I’m now more nervous than ever. I look over at the drinks cabinet – I mean, a drinks cabinet, a mahogany drinks cabinet, who do they think I am, some American former politician? – and I actually wonder whether I should have a quick shot of something before leaving, although I know this is certain to be completely pointless. I eye the rather dispiriting selection, if you’ll pardon the pun: blended whisky, nondescript gin, standard vodka and a bottle of dark something I’ve never investigated. I settle for the vodka, of which I pour a generous measure in one of the fussy cut-glass tumblers neatly arranged on the little shelf. I knock it back. A slight tingle, a minor burn in my throat, a brief feeling in my head like I’m floating along… then nothing. Straight back to how I was before.

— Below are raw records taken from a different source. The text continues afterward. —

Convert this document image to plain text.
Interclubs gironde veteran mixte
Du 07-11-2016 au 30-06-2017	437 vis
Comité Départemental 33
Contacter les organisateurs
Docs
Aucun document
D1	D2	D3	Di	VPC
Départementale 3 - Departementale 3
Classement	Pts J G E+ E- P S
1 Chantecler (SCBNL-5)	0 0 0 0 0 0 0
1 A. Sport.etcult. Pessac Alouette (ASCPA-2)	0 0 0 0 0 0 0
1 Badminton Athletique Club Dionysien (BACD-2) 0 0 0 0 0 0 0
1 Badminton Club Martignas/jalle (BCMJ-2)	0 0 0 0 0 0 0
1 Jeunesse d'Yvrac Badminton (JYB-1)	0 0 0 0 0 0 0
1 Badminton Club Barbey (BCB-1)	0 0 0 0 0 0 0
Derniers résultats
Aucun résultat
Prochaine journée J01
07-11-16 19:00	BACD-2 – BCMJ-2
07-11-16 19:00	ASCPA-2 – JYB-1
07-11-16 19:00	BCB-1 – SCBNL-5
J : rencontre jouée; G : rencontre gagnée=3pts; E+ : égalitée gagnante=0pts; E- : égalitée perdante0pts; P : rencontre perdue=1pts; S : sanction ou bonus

Damned automatic regeneration. Makes it so hard to get even remotely fucked up. I finish my cigarette, locate my shades in the kitchen then return to the wardrobe to grab the geeky blazer – I’m thinking the record-shop nerd look might soften a few of Lennon’s famous edges – and stride to my front door. As usual, I stop at the picture I’ve stuck to the wall. A girl’s face, hand-drawn, using some old coloured pencils I found in one of the bedroom cupboards. I was never any good at drawing, and the general rule is: everything I used to be crap at, I’m still crap at. But drawing is the one area where I’d have welcomed an exception: I could reproduce in glorious Pencilcolor, from memory, the places I’ll never see again, and the faces I guess I won’t see for quite a while. All for myself to mope at when I’m feeling particularly down in the dumps. But I can’t. To say my drawings are childlike would be of considerable insult to most children I ever knew. This sketch hanging next to my front door is supposed to be a portrait of Saff, who is a pretty girl, but for some reason I’ve made her look like she’s recovering from major facial surgery. But I managed to get the eyes right. Every day I stare into her dreamy hazelnut eyes for a few moments before I leave the house. I kid myself that she’s aware of me doing this, and that maybe she’s doing something similar, and that it’s keeping us connected somehow. Sad, isn’t it? And we’re not supposed to feel sad. But I do anyway.
‘Have a good day, Saffy,’ I mutter, then wander outside.